Including bondholders in the governance of systemically important firms can also reduce systemic risk because bondholders are more risk averse than shareholders. The traditional reason for bondholder risk aversion—that investors holding bonds to maturity are only entitled to principal and interest and don’t benefit from the firm’s profitability—does not apply to bond trading. In a world of bond trading, however, there’s another reason for bondholder risk aversion: because credit ratings on bonds are more likely to be downgraded if the firm performs poorly than to be increased if the firm performs well, bond traders bear less of the upside of success than the downside of failure.

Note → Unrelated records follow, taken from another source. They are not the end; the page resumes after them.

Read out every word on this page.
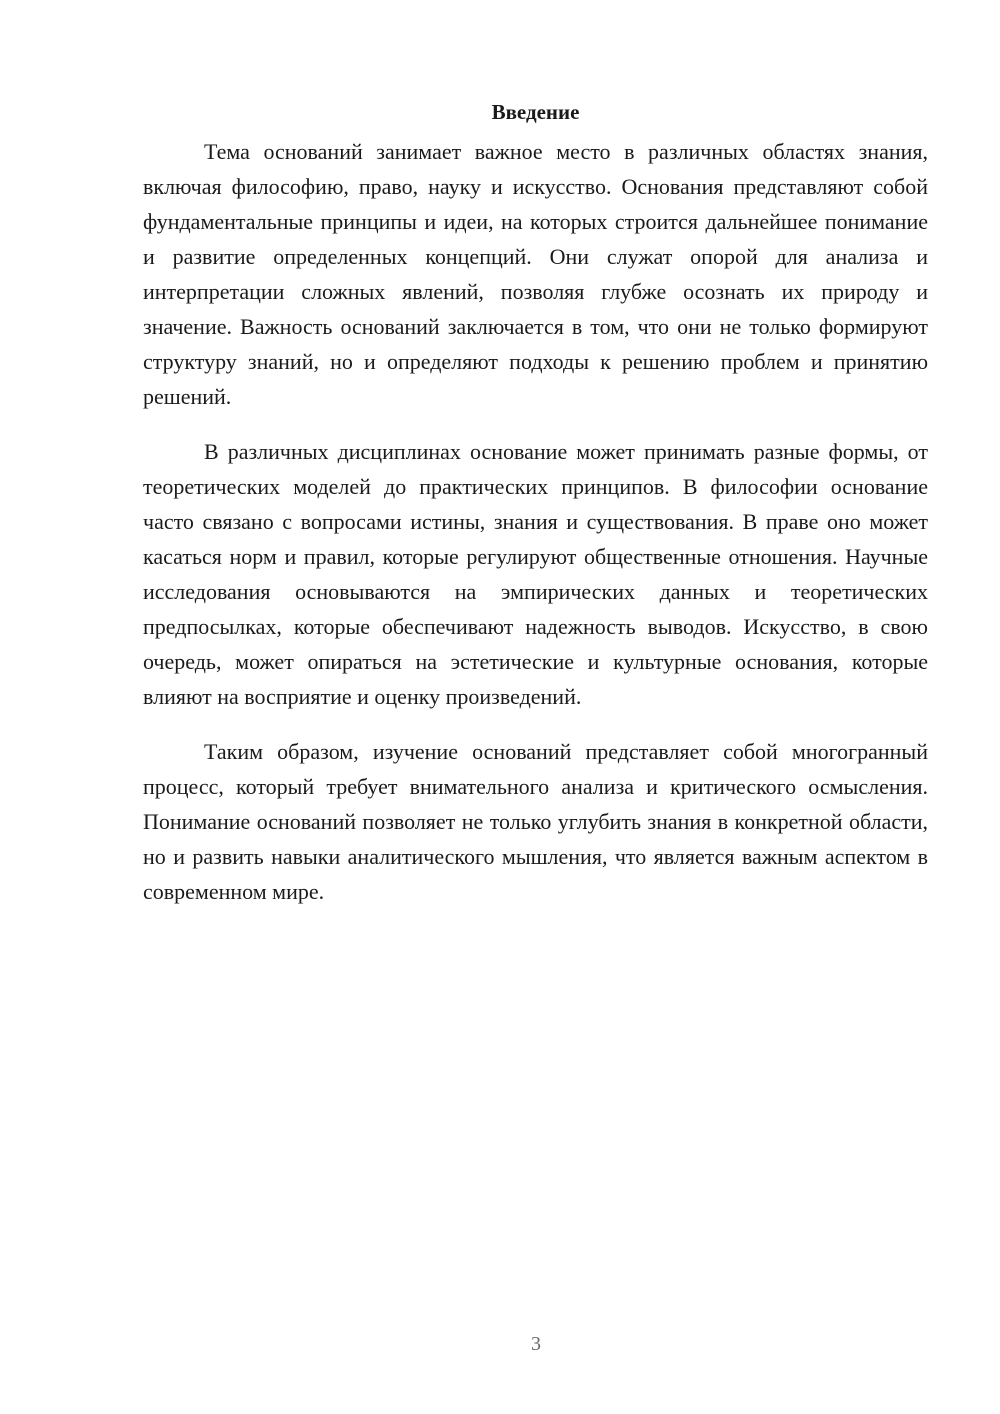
Введение

Тема оснований занимает важное место в различных областях знания, включая философию, право, науку и искусство. Основания представляют собой фундаментальные принципы и идеи, на которых строится дальнейшее понимание и развитие определенных концепций. Они служат опорой для анализа и интерпретации сложных явлений, позволяя глубже осознать их природу и значение. Важность оснований заключается в том, что они не только формируют структуру знаний, но и определяют подходы к решению проблем и принятию решений.

В различных дисциплинах основание может принимать разные формы, от теоретических моделей до практических принципов. В философии основание часто связано с вопросами истины, знания и существования. В праве оно может касаться норм и правил, которые регулируют общественные отношения. Научные исследования основываются на эмпирических данных и теоретических предпосылках, которые обеспечивают надежность выводов. Искусство, в свою очередь, может опираться на эстетические и культурные основания, которые влияют на восприятие и оценку произведений.

Таким образом, изучение оснований представляет собой многогранный процесс, который требует внимательного анализа и критического осмысления. Понимание оснований позволяет не только углубить знания в конкретной области, но и развить навыки аналитического мышления, что является важным аспектом в современном мире.

3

Bondholders therefore should be included in the governance of systemically important firms if that could be done without impairing legitimate corporate profit-making. The article examines and compares two possible governance approaches: one in which bondholders and shareholders share governance, the other in which a firm’s managers have a duty to both bondholders and shareholders. For each approach, the article analyzes how interests could be balanced to maximize shareholder profitability while protecting bondholders from significant harm.
Because bondholder interests are not fully aligned with the interests of the public, the article acknowledges that these governance approaches represent second best solutions to the problem of systemic risk. Only something like a “public governance” duty of managers not to engage systemically important firms in excessive risk-taking — which I analyze in Misalignment: Corporate Risk-Taking and Public Duty, 92 Notre Dame L. Rev. 1 (forthcoming Nov. 2016, and available here) — could fully align those interests.
Professor Steven L. Schwarcz is Stanley A. Star Professor of Law & Business at Duke University School of Law.